Her breath caught. “No—no, don’t do that. Yet, anyhow.” And on the other hand, there is no other hand. She wondered if his sense of humor was gruesome enough to have had exactly that thought as well. She suspected so.

She gulped and continued, “But your people—will they care what some farmer girl thinks?”

“In this matter, yes.” He rolled his shoulders, as though they ached. “If it’s all right with you, then, I’ll speak of this first with Mari, my patrol leader, see what notions she has. After that, we’ll think again.”

“Of course,” she said faintly.
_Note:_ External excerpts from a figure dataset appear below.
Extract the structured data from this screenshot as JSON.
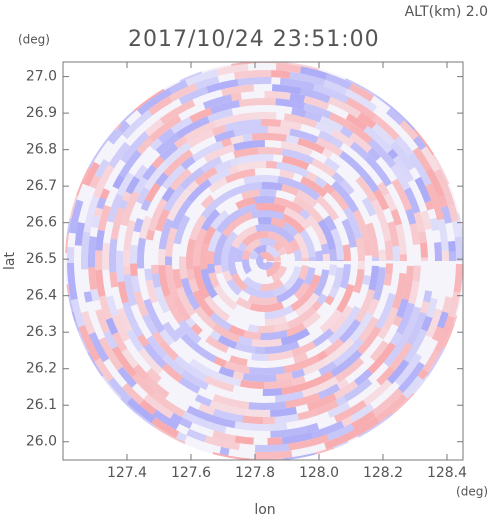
{
  "chart_data": {
    "type": "ppi",
    "title": "2017/10/24 23:51:00",
    "subtitle": "ALT(km) 2.0",
    "x_label": "lon",
    "y_label": "lat",
    "x_unit": "(deg)",
    "y_unit": "(deg)",
    "xlim": [
      127.2,
      128.45
    ],
    "ylim": [
      25.95,
      27.04
    ],
    "xticks": [
      {
        "value": 127.4,
        "label": "127.4"
      },
      {
        "value": 127.6,
        "label": "127.6"
      },
      {
        "value": 127.8,
        "label": "127.8"
      },
      {
        "value": 128.0,
        "label": "128.0"
      },
      {
        "value": 128.2,
        "label": "128.2"
      },
      {
        "value": 128.4,
        "label": "128.4"
      }
    ],
    "yticks": [
      {
        "value": 26.0,
        "label": "26.0"
      },
      {
        "value": 26.1,
        "label": "26.1"
      },
      {
        "value": 26.2,
        "label": "26.2"
      },
      {
        "value": 26.3,
        "label": "26.3"
      },
      {
        "value": 26.4,
        "label": "26.4"
      },
      {
        "value": 26.5,
        "label": "26.5"
      },
      {
        "value": 26.6,
        "label": "26.6"
      },
      {
        "value": 26.7,
        "label": "26.7"
      },
      {
        "value": 26.8,
        "label": "26.8"
      },
      {
        "value": 26.9,
        "label": "26.9"
      },
      {
        "value": 27.0,
        "label": "27.0"
      }
    ]
  }
}
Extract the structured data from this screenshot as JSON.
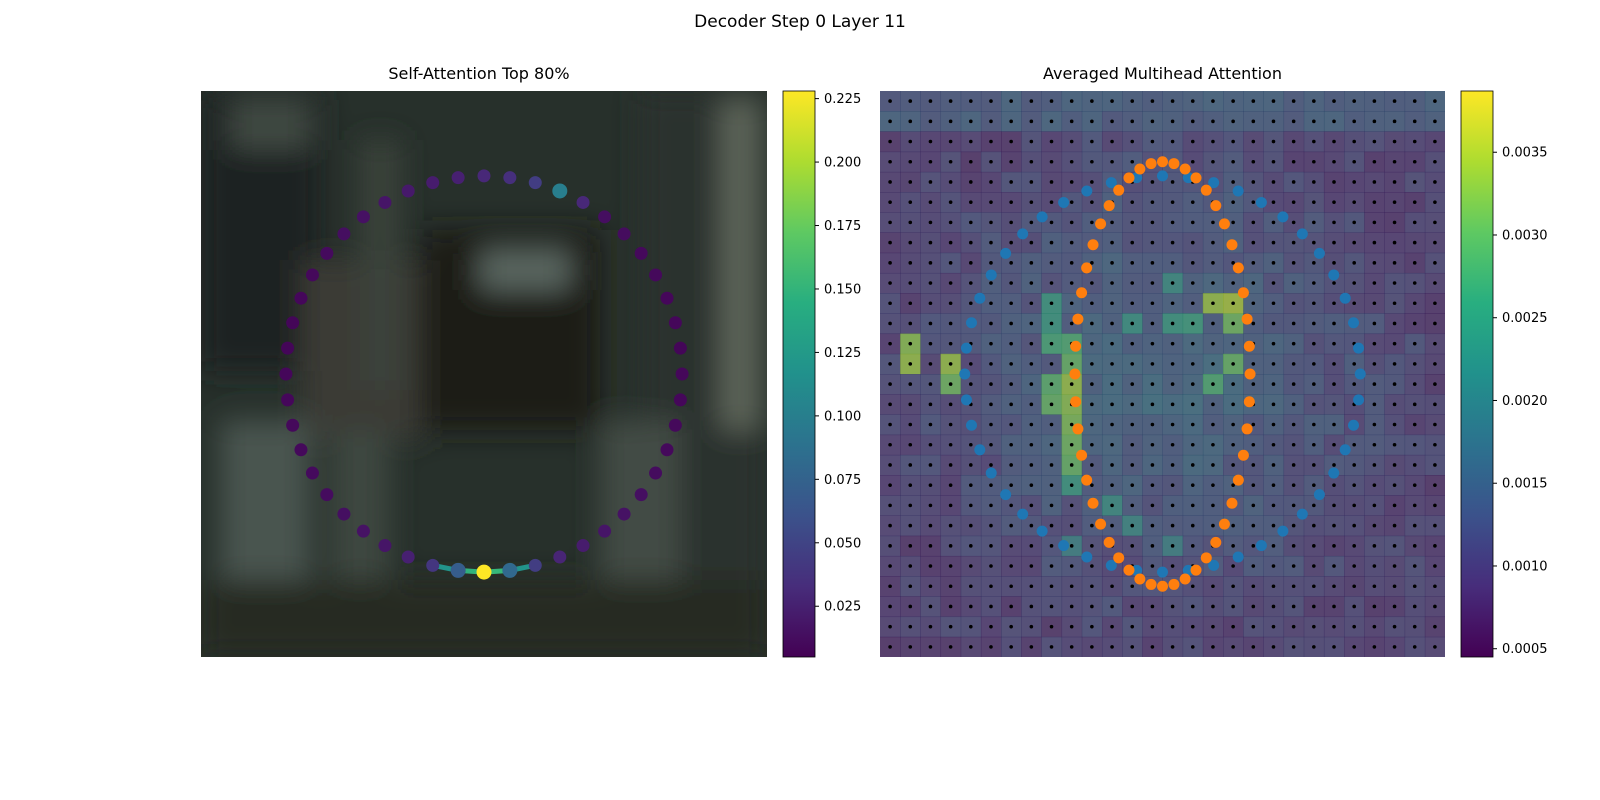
{
  "figure": {
    "title": "Decoder Step 0 Layer 11"
  },
  "chart_data": [
    {
      "type": "scatter",
      "title": "Self-Attention Top 80%",
      "description_type": "ring of 48 points over blurred image; point color = self-attention weight",
      "ring": {
        "n_points": 48,
        "center": [
          0.5,
          0.5
        ],
        "radius": 0.35
      },
      "weights": [
        0.013,
        0.012,
        0.01,
        0.01,
        0.009,
        0.009,
        0.008,
        0.009,
        0.009,
        0.01,
        0.01,
        0.012,
        0.014,
        0.016,
        0.018,
        0.022,
        0.028,
        0.045,
        0.08,
        0.228,
        0.07,
        0.04,
        0.025,
        0.018,
        0.016,
        0.014,
        0.012,
        0.011,
        0.01,
        0.01,
        0.009,
        0.009,
        0.008,
        0.008,
        0.009,
        0.01,
        0.011,
        0.013,
        0.015,
        0.018,
        0.02,
        0.022,
        0.025,
        0.03,
        0.035,
        0.045,
        0.1,
        0.03
      ],
      "highlight_edges": [
        [
          17,
          18
        ],
        [
          18,
          19
        ],
        [
          19,
          20
        ],
        [
          20,
          21
        ]
      ],
      "colorbar": {
        "min": 0.005,
        "max": 0.228,
        "ticks": [
          "0.025",
          "0.050",
          "0.075",
          "0.100",
          "0.125",
          "0.150",
          "0.175",
          "0.200",
          "0.225"
        ],
        "tick_values": [
          0.025,
          0.05,
          0.075,
          0.1,
          0.125,
          0.15,
          0.175,
          0.2,
          0.225
        ],
        "colormap": "viridis"
      }
    },
    {
      "type": "heatmap",
      "title": "Averaged Multihead Attention",
      "grid_size": 28,
      "hot_cells": [
        [
          14,
          9,
          0.0034
        ],
        [
          15,
          9,
          0.0033
        ],
        [
          16,
          9,
          0.0032
        ],
        [
          17,
          9,
          0.0031
        ],
        [
          18,
          9,
          0.003
        ],
        [
          12,
          9,
          0.0028
        ],
        [
          13,
          9,
          0.003
        ],
        [
          12,
          8,
          0.0027
        ],
        [
          14,
          8,
          0.0029
        ],
        [
          15,
          8,
          0.003
        ],
        [
          10,
          16,
          0.0034
        ],
        [
          10,
          17,
          0.0035
        ],
        [
          11,
          17,
          0.0031
        ],
        [
          13,
          17,
          0.003
        ],
        [
          14,
          16,
          0.0028
        ],
        [
          12,
          1,
          0.0033
        ],
        [
          13,
          1,
          0.0034
        ],
        [
          13,
          3,
          0.0034
        ],
        [
          14,
          3,
          0.0031
        ],
        [
          11,
          14,
          0.0024
        ],
        [
          11,
          15,
          0.0025
        ],
        [
          11,
          12,
          0.0023
        ],
        [
          9,
          14,
          0.0022
        ],
        [
          20,
          11,
          0.0022
        ],
        [
          21,
          12,
          0.0021
        ],
        [
          22,
          14,
          0.002
        ],
        [
          10,
          8,
          0.0024
        ],
        [
          11,
          8,
          0.0024
        ],
        [
          19,
          9,
          0.0024
        ],
        [
          22,
          9,
          0.002
        ]
      ],
      "base_level": 0.0009,
      "blue_ring": {
        "n_points": 48,
        "center": [
          0.5,
          0.5
        ],
        "rx": 0.35,
        "ry": 0.35,
        "color": "#1f77b4"
      },
      "orange_ring": {
        "n_points": 48,
        "center": [
          0.5,
          0.5
        ],
        "rx": 0.155,
        "ry": 0.375,
        "color": "#ff7f0e"
      },
      "colorbar": {
        "min": 0.00045,
        "max": 0.00387,
        "ticks": [
          "0.0005",
          "0.0010",
          "0.0015",
          "0.0020",
          "0.0025",
          "0.0030",
          "0.0035"
        ],
        "tick_values": [
          0.0005,
          0.001,
          0.0015,
          0.002,
          0.0025,
          0.003,
          0.0035
        ],
        "colormap": "viridis"
      }
    }
  ]
}
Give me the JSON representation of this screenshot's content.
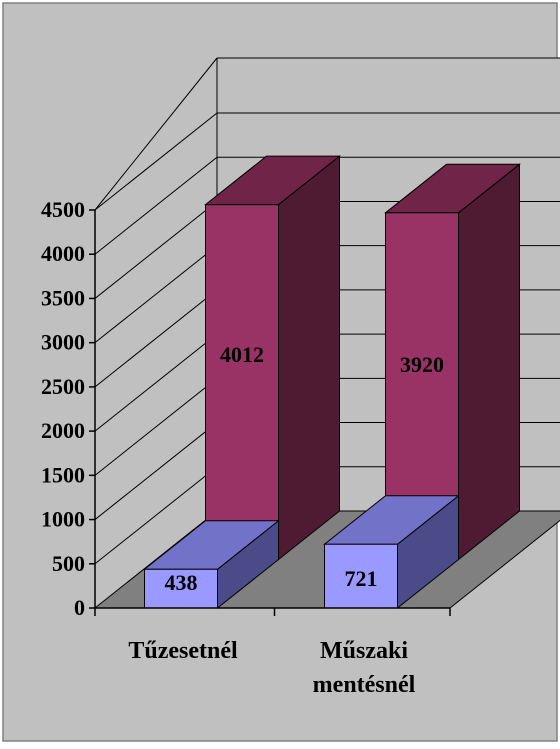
{
  "chart_data": {
    "type": "bar",
    "style": "3d-clustered-column",
    "categories": [
      "Tűzesetnél",
      "Műszaki mentésnél"
    ],
    "category_lines": [
      [
        "Tűzesetnél"
      ],
      [
        "Műszaki",
        "mentésnél"
      ]
    ],
    "series": [
      {
        "values": [
          438,
          721
        ],
        "color": "#9999ff",
        "side_color": "#4b4b8a",
        "top_color": "#7272c8"
      },
      {
        "values": [
          4012,
          3920
        ],
        "color": "#993366",
        "side_color": "#4f1b33",
        "top_color": "#6f2448"
      }
    ],
    "yticks": [
      0,
      500,
      1000,
      1500,
      2000,
      2500,
      3000,
      3500,
      4000,
      4500
    ],
    "ylim": [
      0,
      4500
    ],
    "grid": true,
    "legend": "none",
    "colors": {
      "background": "#c0c0c0",
      "walls": "#c0c0c0",
      "floor": "#808080",
      "outline": "#000000"
    }
  }
}
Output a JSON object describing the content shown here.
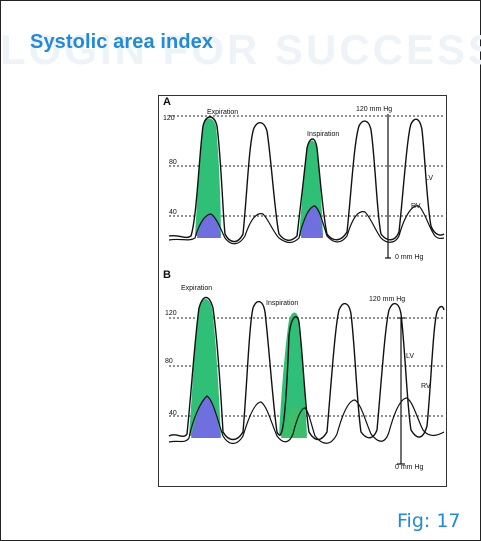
{
  "title": "Systolic area index",
  "watermark": "LOGIN FOR SUCCESS",
  "caption": "Fig: 17",
  "panels": [
    {
      "letter": "A",
      "y_ticks": [
        "120",
        "80",
        "40"
      ],
      "expiration_label": "Expiration",
      "inspiration_label": "Inspiration",
      "top_scale": "120 mm Hg",
      "bottom_scale": "0 mm Hg",
      "lv_label": "LV",
      "rv_label": "RV"
    },
    {
      "letter": "B",
      "y_ticks": [
        "120",
        "80",
        "40"
      ],
      "expiration_label": "Expiration",
      "inspiration_label": "Inspiration",
      "top_scale": "120 mm Hg",
      "bottom_scale": "0 mm Hg",
      "lv_label": "LV",
      "rv_label": "RV"
    }
  ],
  "colors": {
    "lv_area": "#2fbf77",
    "rv_area": "#6f6fe0",
    "title": "#1f8ae0"
  }
}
He means it, that I should have a say in this.

“I would take it kindly if you would take charge of it till then.”

“Of course.”

He nodded and handed her the leather pouch, leaving her to resheathe the knife.

The linen bag, however, he picked up to put with his arm contraption. His joints crackled and popped as he stood up and stretched, and he winced. Fawn sank back down on the tick and stole a closer look at the bone blade. The faint, flowing lines burned brown into the bone’s pale surface read: Dag. My heart walks with yours. Till the end, Kauneo.

The Lakewalker woman must have written this directive some time before she died, Fawn realized. Fawn imagined her sitting in a Lakewalker tent, tall and graceful like the other patroller women she’d glimpsed; writing tablet balanced on the very thigh that she must have known would come to bear the words, if things went ill. Had she pictured this knife, made from her marrow? Pictured Dag using it someday to drink his own heart’s blood in turn? But she could not ever, Fawn thought, have pictured a feckless young farmer girl fumbling it into this strange confusion, a lifetime—at any rate, Fawn’s lifetime—later.

Brow furrowed, Fawn slipped the sharing knife out of sight again in its sheath.